29th December 2019

Isaiah 63.79 Psalm 148.7-14 Hebrews 2.10-end Matthew 2.13-end

THE QUEEN’S Christmas broadcast showed her sitting at a desk, with family photographs beside her. Nearest to her was a black and white photograph of her father, King George VI, broadcasting, we are told, a message of hope and encouragement to the nation in 1944.

The Sovereign’s Christmas Day broadcasts were very different then. No television, of course; no revelation beforehand of what he was going to say, no pre-recording, and no repeats. In homes all over the country – and all over the Empire, as it then was – Christmas Day was organised in such a way that at 3pm GMT families could sit down around the radio (or wireless, as we called it) to listen to the King deliver his live message to his people. This must have been a considerable ordeal for the King, with no chance of a second ‘take’ and millions listening, as he struggled to overcome his stammer. It was also an ordeal for his audience, as we waited anxiously to hear whether he was going to be able to get his next sentence out. Even if you are not old enough to remember that (as I am), you may have some idea of what it was like if you have seen the film The King’s Speech.

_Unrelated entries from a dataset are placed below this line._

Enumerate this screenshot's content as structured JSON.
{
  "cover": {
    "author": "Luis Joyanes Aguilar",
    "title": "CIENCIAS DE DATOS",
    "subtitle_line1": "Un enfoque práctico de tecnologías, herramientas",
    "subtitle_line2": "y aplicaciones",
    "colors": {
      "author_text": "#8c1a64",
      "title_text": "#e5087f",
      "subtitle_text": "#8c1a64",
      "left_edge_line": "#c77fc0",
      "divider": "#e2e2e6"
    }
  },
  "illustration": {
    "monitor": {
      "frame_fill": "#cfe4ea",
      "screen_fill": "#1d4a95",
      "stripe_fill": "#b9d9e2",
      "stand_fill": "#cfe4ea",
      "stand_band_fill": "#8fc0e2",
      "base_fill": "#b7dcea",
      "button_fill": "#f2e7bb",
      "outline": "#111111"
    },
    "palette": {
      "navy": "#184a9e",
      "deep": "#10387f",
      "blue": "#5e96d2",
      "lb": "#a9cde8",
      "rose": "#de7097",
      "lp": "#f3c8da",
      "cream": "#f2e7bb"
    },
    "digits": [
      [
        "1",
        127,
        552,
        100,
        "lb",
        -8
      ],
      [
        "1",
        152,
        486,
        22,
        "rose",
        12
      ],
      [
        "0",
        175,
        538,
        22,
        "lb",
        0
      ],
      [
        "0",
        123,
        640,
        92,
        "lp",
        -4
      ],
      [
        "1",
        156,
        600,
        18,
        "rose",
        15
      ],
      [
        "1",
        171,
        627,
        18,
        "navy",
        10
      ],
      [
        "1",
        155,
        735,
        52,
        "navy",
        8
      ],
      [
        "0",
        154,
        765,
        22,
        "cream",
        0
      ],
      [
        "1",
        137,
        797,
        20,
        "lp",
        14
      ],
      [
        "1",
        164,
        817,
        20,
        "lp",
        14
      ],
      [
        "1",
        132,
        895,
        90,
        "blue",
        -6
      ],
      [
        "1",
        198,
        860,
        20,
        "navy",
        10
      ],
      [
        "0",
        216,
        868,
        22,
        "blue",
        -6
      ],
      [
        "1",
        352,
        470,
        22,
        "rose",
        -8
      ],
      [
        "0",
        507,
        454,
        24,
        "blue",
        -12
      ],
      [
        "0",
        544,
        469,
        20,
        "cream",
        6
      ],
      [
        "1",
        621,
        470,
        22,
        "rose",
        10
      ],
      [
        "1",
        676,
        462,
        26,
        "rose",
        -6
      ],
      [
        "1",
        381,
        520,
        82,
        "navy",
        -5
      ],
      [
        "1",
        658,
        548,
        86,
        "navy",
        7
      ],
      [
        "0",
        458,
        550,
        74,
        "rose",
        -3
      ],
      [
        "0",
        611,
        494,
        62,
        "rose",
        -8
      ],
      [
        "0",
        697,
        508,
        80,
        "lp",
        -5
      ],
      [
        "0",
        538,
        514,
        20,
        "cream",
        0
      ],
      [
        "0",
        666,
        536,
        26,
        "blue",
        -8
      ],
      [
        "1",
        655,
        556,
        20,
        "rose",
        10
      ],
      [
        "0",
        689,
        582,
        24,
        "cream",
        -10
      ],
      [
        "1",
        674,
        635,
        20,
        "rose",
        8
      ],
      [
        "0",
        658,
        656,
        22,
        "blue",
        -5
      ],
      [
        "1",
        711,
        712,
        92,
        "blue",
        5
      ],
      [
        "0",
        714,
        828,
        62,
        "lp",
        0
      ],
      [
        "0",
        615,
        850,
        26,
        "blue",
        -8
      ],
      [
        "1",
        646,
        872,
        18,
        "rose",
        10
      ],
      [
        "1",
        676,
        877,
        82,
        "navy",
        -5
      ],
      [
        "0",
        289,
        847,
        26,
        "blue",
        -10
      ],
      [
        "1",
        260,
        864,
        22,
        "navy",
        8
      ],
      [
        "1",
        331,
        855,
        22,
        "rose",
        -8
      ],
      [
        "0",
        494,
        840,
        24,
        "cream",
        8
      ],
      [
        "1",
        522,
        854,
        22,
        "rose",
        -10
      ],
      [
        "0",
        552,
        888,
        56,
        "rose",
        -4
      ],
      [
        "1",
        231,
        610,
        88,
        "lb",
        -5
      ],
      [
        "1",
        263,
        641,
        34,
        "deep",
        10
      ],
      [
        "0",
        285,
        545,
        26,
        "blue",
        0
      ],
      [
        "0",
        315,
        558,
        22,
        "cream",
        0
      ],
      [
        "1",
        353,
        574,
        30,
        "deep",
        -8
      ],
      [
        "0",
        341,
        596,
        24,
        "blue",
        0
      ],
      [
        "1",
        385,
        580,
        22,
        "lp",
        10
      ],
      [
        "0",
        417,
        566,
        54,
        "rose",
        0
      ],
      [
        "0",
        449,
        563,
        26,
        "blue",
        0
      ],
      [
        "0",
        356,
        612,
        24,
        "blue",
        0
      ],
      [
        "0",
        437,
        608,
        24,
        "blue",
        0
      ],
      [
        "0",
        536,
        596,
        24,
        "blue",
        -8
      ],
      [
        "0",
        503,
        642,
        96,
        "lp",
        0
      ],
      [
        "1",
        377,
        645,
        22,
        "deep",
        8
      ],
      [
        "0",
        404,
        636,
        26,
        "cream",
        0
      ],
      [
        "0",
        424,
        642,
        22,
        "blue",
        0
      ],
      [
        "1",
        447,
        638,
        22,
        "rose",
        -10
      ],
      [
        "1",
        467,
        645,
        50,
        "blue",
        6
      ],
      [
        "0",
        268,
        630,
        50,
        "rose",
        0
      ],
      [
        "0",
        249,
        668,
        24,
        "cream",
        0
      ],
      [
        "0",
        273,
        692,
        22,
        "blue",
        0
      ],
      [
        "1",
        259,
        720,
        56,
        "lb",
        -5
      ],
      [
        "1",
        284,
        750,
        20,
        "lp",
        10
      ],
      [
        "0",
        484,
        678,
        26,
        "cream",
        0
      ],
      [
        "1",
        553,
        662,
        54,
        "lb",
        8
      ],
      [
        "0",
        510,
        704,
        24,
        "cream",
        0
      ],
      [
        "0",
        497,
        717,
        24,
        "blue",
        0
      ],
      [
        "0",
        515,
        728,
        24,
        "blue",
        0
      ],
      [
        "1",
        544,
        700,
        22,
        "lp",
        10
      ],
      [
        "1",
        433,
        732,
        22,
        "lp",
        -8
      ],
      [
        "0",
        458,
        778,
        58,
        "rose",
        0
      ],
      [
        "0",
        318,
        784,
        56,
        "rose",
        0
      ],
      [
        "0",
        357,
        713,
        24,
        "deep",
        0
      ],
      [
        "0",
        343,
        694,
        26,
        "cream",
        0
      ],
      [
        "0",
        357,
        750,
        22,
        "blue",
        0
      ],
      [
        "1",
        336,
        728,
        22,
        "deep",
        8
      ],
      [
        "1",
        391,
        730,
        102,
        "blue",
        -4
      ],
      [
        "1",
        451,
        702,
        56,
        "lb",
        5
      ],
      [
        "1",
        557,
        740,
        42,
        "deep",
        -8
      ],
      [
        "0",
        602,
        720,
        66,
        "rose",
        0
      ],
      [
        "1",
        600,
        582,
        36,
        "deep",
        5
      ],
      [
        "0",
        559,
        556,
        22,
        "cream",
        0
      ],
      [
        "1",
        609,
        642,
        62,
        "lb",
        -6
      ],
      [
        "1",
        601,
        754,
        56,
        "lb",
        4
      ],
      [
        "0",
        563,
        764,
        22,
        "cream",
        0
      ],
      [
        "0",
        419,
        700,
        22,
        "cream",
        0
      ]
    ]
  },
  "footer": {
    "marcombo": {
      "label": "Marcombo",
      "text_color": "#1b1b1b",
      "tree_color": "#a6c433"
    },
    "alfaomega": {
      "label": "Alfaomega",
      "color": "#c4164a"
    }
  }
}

As usual, the Queen last week looked back over the past year, and suggested, rather guardedly, that 2019 ‘may at times .. have felt quite bumpy’. She might have added what she obviously knows, but, of course, is not allowed to say, that 2020 seems certain to be even bumpier. By the end of it, perhaps by the end of its first month, the UK will have left the European Union. The advocates of Brexit, led by the Prime Minister, can’t wait for this to happen. Mr Johnson promises a new ‘golden age’ for Britain. Its opponents view it as a disaster, and foresee calamitous consequences. The truth is that nobody knows, only that we now seem unable to do anything about it. With such an uncertain prospect, not to mention other national and global concerns, it is no wonder that many face 2020 with trepidation, even fear.

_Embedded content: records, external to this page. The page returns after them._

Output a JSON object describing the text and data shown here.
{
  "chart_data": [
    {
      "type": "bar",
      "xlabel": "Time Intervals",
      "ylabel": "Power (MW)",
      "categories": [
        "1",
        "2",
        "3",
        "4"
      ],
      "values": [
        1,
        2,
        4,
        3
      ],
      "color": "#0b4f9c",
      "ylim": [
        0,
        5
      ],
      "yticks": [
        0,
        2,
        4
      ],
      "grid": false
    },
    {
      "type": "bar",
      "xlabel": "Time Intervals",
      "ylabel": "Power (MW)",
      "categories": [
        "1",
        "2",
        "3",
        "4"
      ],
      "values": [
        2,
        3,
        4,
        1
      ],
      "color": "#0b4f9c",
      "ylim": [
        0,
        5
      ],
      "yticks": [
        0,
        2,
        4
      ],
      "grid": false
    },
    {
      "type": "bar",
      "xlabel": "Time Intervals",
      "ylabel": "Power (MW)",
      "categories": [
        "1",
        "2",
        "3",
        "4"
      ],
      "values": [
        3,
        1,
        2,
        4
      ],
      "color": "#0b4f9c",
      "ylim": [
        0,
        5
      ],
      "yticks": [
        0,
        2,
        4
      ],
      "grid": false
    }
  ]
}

In the weeks approaching this Christmas, my mind has gone back 80 years to George VI’s Christmas Day broadcast of 1939. The Second World War was a few months old. Nobody knew what was going to happen, but feared the worst. And, indeed, in 1940, things did get worse, with the Germans overrunning Europe as far as the Channel ports and threatening imminent invasion of Britain. And at that dark moment, the King quoted the words of an American writer, Minnie Louise Haskins: “And I said to the man who stood at the gate of the year: Give me a light that I may tread safely into the unknown.” And he replied: “Go out into the darkness and put your hand into the hand of God. That shall be to you better than light and safer than a known way.”

Light, of course, is one of the most prevalent and potent of our Christmas symbols – in our homes, our communities, and our churches. People will tell you that this is a survival of old pagan Yuletide customs, celebrating the turning of the year at midwinter. This may well be true, but Christians have always linked it to the coming of Christ. The true light that gives light to everyone was even then coming into the world’, we heard in the Christmas gospel (John 1.9). We rejoice in that light, and we trust in it: The light shines in the darkness, and the darkness has not overcome it’, we read a few verses earlier (1.5).

Of course, this does not relate only to events on the political scene, national or global. None of us can know what the coming year, or any other, may bring in our personal life. As we step out into the unknown, we can only put our hand into the hand of God. We do not have to search hard to find it. We have just heard Isaiah recounting ‘the steadfast love of Lord .. the abundance of his steadfast love. For he said, Surely they are my people the lifted them up and carried them all the days of old’ (Isaiah 63.7-9)

We may think of Christmas as God reaching out to us, taking our hand firmly in his. A memory of Christmas 2019 which I shall cherish is of Stephen’s younger granddaughter, Frances, on Christmas morning, clasping my finger which I had proffered to her and being reluctant to let it go. Did not Jesus say that, to enter the kingdom of heaven, we must become as little children? (Matthew 8.3).